Again, this may require a small extension to the current API proposal to ensure that vector sums / vector averages / normalized vector sums are supported by the server-side aggregation service.
The publisher could then request this aggregated vector via some kind of API. The server-side aggregation service would add some small amount of noise to the aggregation to ensure a target ε-differential privacy. With the exception of supporting vector primitives, this is exactly what is described in Chrome’s current explainer.
The publisher would at this point have learned something about the aggregated properties of the visitors of the advertiser website. It could utilize this aggregated data to enable “Lookalike Targeting” on the publisher website. It could compute the similarity of each user to the aggregated embedding vector, and set some kind of minimum similarity threshold before showing an ad.
While summing up the embedding vectors is simple to describe, and might have some utility, we think that we could get much more utility for the same value of ε-differential privacy if we could extend Chrome’s proposed “Aggregated Reporting API” to support logistic regression.
In Step 3, the aggregation servers would still receive the embedding vectors of users who visited the advertiser website. These would all be “positive” training samples. We could randomly select browsers that did not visit this website, and use their embeddings as “negative” training samples. This would result in a table of data like this:
vec[0] | vec[1] | vec[2] | vec[3] | vec[4] | vec[5] | vec[6] | vec[7] | label |
---|---|---|---|---|---|---|---|---|
0.2 | -0.7 | 0.3 | 0.9 | -0.8 | -0.1 | 0.0 | 0.1 | 1 |
0.8 | -0.1 | 0.5 | -0.2 | -0.6 | 0.9 | -0.4 | -0.3 | 0 |
-0.2 | -0.9 | 0.4 | 0.6 | -0.2 | 0.3 | 0.2 | -0.1 | 1 |
Now we would need the aggregation server to train a logistic regression on this data for each advertiser’s website. The result of this training data would still be a single vector of weights with the same length as the embedding vectors provided. It would still need some small amount of noise added to it to provide a given ε-differential privacy.
If Chrome is open to this approach, we think it would be quite promising. While logistic regression is more complex than simple sums, it does lend itself quite well to MPC and should be possible to compute in a relatively performant manner.
The user embedding computed by the publisher is private information. It is a derivative of private user data and must be treated with great care. We must assess the privacy characteristics of Chrome’s proposed “Aggregated Reporting API” from this perspective.
Who will have access to read this embedding? Will malicious browser extensions or malicious mobile apps be able to read it? Once it is sent to the aggregation service, will any helper node be able to read it?
It is also important to consider the privacy of the aggregate result computed from the embedding vectors of many users. Can the aggregation servers read this aggregate value before or after the addition of differential noise? Could a malicious helper node exfiltrate this trained model and from it learn information about the advertiser and/or publisher?

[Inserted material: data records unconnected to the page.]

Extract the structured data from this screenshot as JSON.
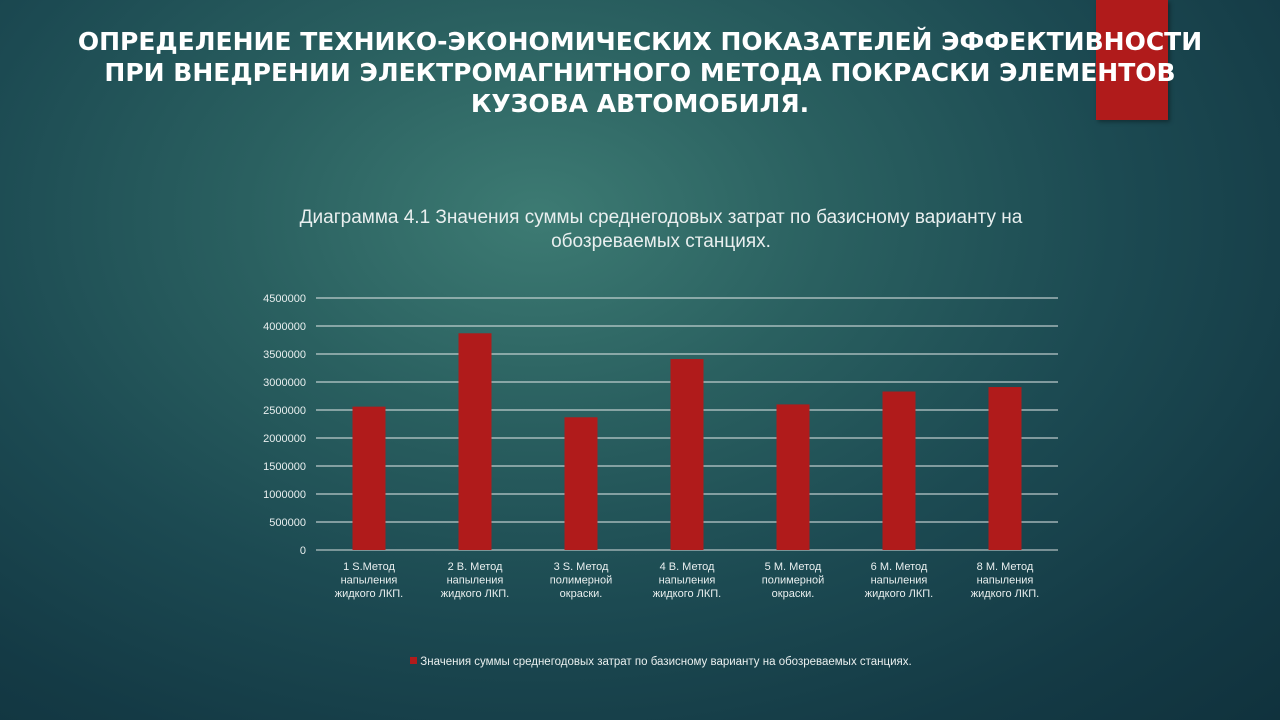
{
  "slide": {
    "title": "ОПРЕДЕЛЕНИЕ ТЕХНИКО-ЭКОНОМИЧЕСКИХ ПОКАЗАТЕЛЕЙ ЭФФЕКТИВНОСТИ ПРИ ВНЕДРЕНИИ ЭЛЕКТРОМАГНИТНОГО МЕТОДА ПОКРАСКИ ЭЛЕМЕНТОВ КУЗОВА АВТОМОБИЛЯ.",
    "accent_color": "#b01b1b"
  },
  "chart_data": {
    "type": "bar",
    "title": "Диаграмма 4.1 Значения суммы среднегодовых затрат по базисному варианту на обозреваемых станциях.",
    "xlabel": "",
    "ylabel": "",
    "categories": [
      [
        "1 S.Метод",
        "напыления",
        "жидкого ЛКП."
      ],
      [
        "2 В. Метод",
        "напыления",
        "жидкого ЛКП."
      ],
      [
        "3 S. Метод",
        "полимерной",
        "окраски."
      ],
      [
        "4 В. Метод",
        "напыления",
        "жидкого ЛКП."
      ],
      [
        "5 М. Метод",
        "полимерной",
        "окраски."
      ],
      [
        "6 М. Метод",
        "напыления",
        "жидкого ЛКП."
      ],
      [
        "8 М. Метод",
        "напыления",
        "жидкого ЛКП."
      ]
    ],
    "series": [
      {
        "name": "Значения суммы среднегодовых затрат по базисному варианту на обозреваемых станциях.",
        "color": "#b01b1b",
        "values": [
          2560000,
          3870000,
          2370000,
          3410000,
          2600000,
          2830000,
          2910000
        ]
      }
    ],
    "ylim": [
      0,
      4500000
    ],
    "yticks": [
      "0",
      "500000",
      "1000000",
      "1500000",
      "2000000",
      "2500000",
      "3000000",
      "3500000",
      "4000000",
      "4500000"
    ],
    "grid": true,
    "legend_position": "bottom"
  }
}
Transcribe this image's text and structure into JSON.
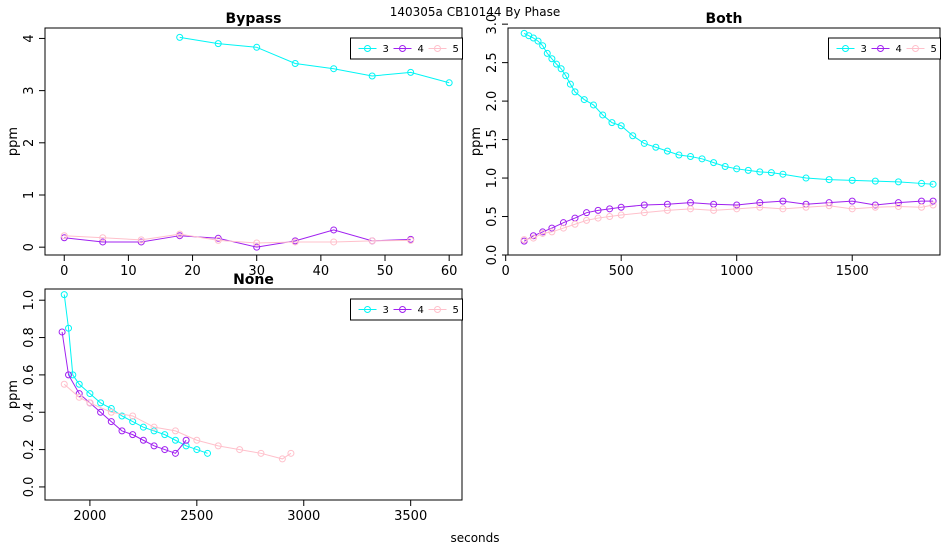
{
  "title": "140305a    CB10144   By Phase",
  "xlabel": "seconds",
  "colors": {
    "3": "#00f5f5",
    "4": "#a020f0",
    "5": "#ffc0cb"
  },
  "chart_data": [
    {
      "type": "line",
      "title": "Bypass",
      "xlabel": "",
      "ylabel": "ppm",
      "xlim": [
        -3,
        62
      ],
      "ylim": [
        -0.15,
        4.2
      ],
      "xticks": [
        0,
        10,
        20,
        30,
        40,
        50,
        60
      ],
      "yticks": [
        0,
        1,
        2,
        3,
        4
      ],
      "legend": [
        "3",
        "4",
        "5"
      ],
      "legend_position": "top-right",
      "series": [
        {
          "name": "3",
          "x": [
            18,
            24,
            30,
            36,
            42,
            48,
            54,
            60
          ],
          "y": [
            4.02,
            3.9,
            3.83,
            3.52,
            3.42,
            3.28,
            3.35,
            3.15
          ]
        },
        {
          "name": "4",
          "x": [
            0,
            6,
            12,
            18,
            24,
            30,
            36,
            42,
            48,
            54
          ],
          "y": [
            0.18,
            0.1,
            0.1,
            0.22,
            0.17,
            0.0,
            0.12,
            0.33,
            0.12,
            0.15
          ]
        },
        {
          "name": "5",
          "x": [
            0,
            6,
            12,
            18,
            24,
            30,
            36,
            42,
            48,
            54
          ],
          "y": [
            0.22,
            0.18,
            0.14,
            0.25,
            0.13,
            0.08,
            0.1,
            0.1,
            0.12,
            0.13
          ]
        }
      ]
    },
    {
      "type": "line",
      "title": "Both",
      "xlabel": "",
      "ylabel": "ppm",
      "xlim": [
        10,
        1880
      ],
      "ylim": [
        0,
        2.95
      ],
      "xticks": [
        0,
        500,
        1000,
        1500
      ],
      "yticks": [
        0.0,
        0.5,
        1.0,
        1.5,
        2.0,
        2.5,
        3.0
      ],
      "legend": [
        "3",
        "4",
        "5"
      ],
      "legend_position": "top-right",
      "series": [
        {
          "name": "3",
          "x": [
            80,
            100,
            120,
            140,
            160,
            180,
            200,
            220,
            240,
            260,
            280,
            300,
            340,
            380,
            420,
            460,
            500,
            550,
            600,
            650,
            700,
            750,
            800,
            850,
            900,
            950,
            1000,
            1050,
            1100,
            1150,
            1200,
            1300,
            1400,
            1500,
            1600,
            1700,
            1800,
            1850
          ],
          "y": [
            2.88,
            2.85,
            2.82,
            2.78,
            2.72,
            2.62,
            2.55,
            2.48,
            2.42,
            2.33,
            2.22,
            2.12,
            2.02,
            1.95,
            1.82,
            1.72,
            1.68,
            1.55,
            1.45,
            1.4,
            1.35,
            1.3,
            1.28,
            1.25,
            1.2,
            1.15,
            1.12,
            1.1,
            1.08,
            1.07,
            1.05,
            1.0,
            0.98,
            0.97,
            0.96,
            0.95,
            0.93,
            0.92
          ]
        },
        {
          "name": "4",
          "x": [
            80,
            120,
            160,
            200,
            250,
            300,
            350,
            400,
            450,
            500,
            600,
            700,
            800,
            900,
            1000,
            1100,
            1200,
            1300,
            1400,
            1500,
            1600,
            1700,
            1800,
            1850
          ],
          "y": [
            0.18,
            0.25,
            0.3,
            0.35,
            0.42,
            0.48,
            0.55,
            0.58,
            0.6,
            0.62,
            0.65,
            0.66,
            0.68,
            0.66,
            0.65,
            0.68,
            0.7,
            0.66,
            0.68,
            0.7,
            0.65,
            0.68,
            0.7,
            0.7
          ]
        },
        {
          "name": "5",
          "x": [
            80,
            120,
            160,
            200,
            250,
            300,
            350,
            400,
            450,
            500,
            600,
            700,
            800,
            900,
            1000,
            1100,
            1200,
            1300,
            1400,
            1500,
            1600,
            1700,
            1800,
            1850
          ],
          "y": [
            0.2,
            0.22,
            0.28,
            0.3,
            0.35,
            0.4,
            0.45,
            0.48,
            0.5,
            0.52,
            0.55,
            0.58,
            0.6,
            0.58,
            0.6,
            0.62,
            0.6,
            0.62,
            0.64,
            0.6,
            0.62,
            0.63,
            0.62,
            0.65
          ]
        }
      ]
    },
    {
      "type": "line",
      "title": "None",
      "xlabel": "seconds",
      "ylabel": "ppm",
      "xlim": [
        1790,
        3740
      ],
      "ylim": [
        -0.07,
        1.06
      ],
      "xticks": [
        2000,
        2500,
        3000,
        3500
      ],
      "yticks": [
        0.0,
        0.2,
        0.4,
        0.6,
        0.8,
        1.0
      ],
      "legend": [
        "3",
        "4",
        "5"
      ],
      "legend_position": "top-right",
      "series": [
        {
          "name": "3",
          "x": [
            1880,
            1900,
            1920,
            1950,
            2000,
            2050,
            2100,
            2150,
            2200,
            2250,
            2300,
            2350,
            2400,
            2450,
            2500,
            2550
          ],
          "y": [
            1.03,
            0.85,
            0.6,
            0.55,
            0.5,
            0.45,
            0.42,
            0.38,
            0.35,
            0.32,
            0.3,
            0.28,
            0.25,
            0.22,
            0.2,
            0.18
          ]
        },
        {
          "name": "4",
          "x": [
            1870,
            1900,
            1950,
            2000,
            2050,
            2100,
            2150,
            2200,
            2250,
            2300,
            2350,
            2400,
            2450
          ],
          "y": [
            0.83,
            0.6,
            0.5,
            0.45,
            0.4,
            0.35,
            0.3,
            0.28,
            0.25,
            0.22,
            0.2,
            0.18,
            0.25
          ]
        },
        {
          "name": "5",
          "x": [
            1880,
            1950,
            2000,
            2100,
            2200,
            2300,
            2400,
            2500,
            2600,
            2700,
            2800,
            2900,
            2940
          ],
          "y": [
            0.55,
            0.48,
            0.45,
            0.4,
            0.38,
            0.32,
            0.3,
            0.25,
            0.22,
            0.2,
            0.18,
            0.15,
            0.18
          ]
        }
      ]
    }
  ]
}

Given the answers to the above questions, is it necessary for the publisher to add differential noise to these embedding vectors to protect user privacy? Hopefully not, as the addition of noise at the input level would significantly reduce utility.
This is just a proposal. At this time, we do not know how much utility this approach would provide. We would need to do a significant amount of work to test this. To do this type of offline analysis, we need a simplified model of how global differential privacy would be added, and a target value of ε so that we can simulate it.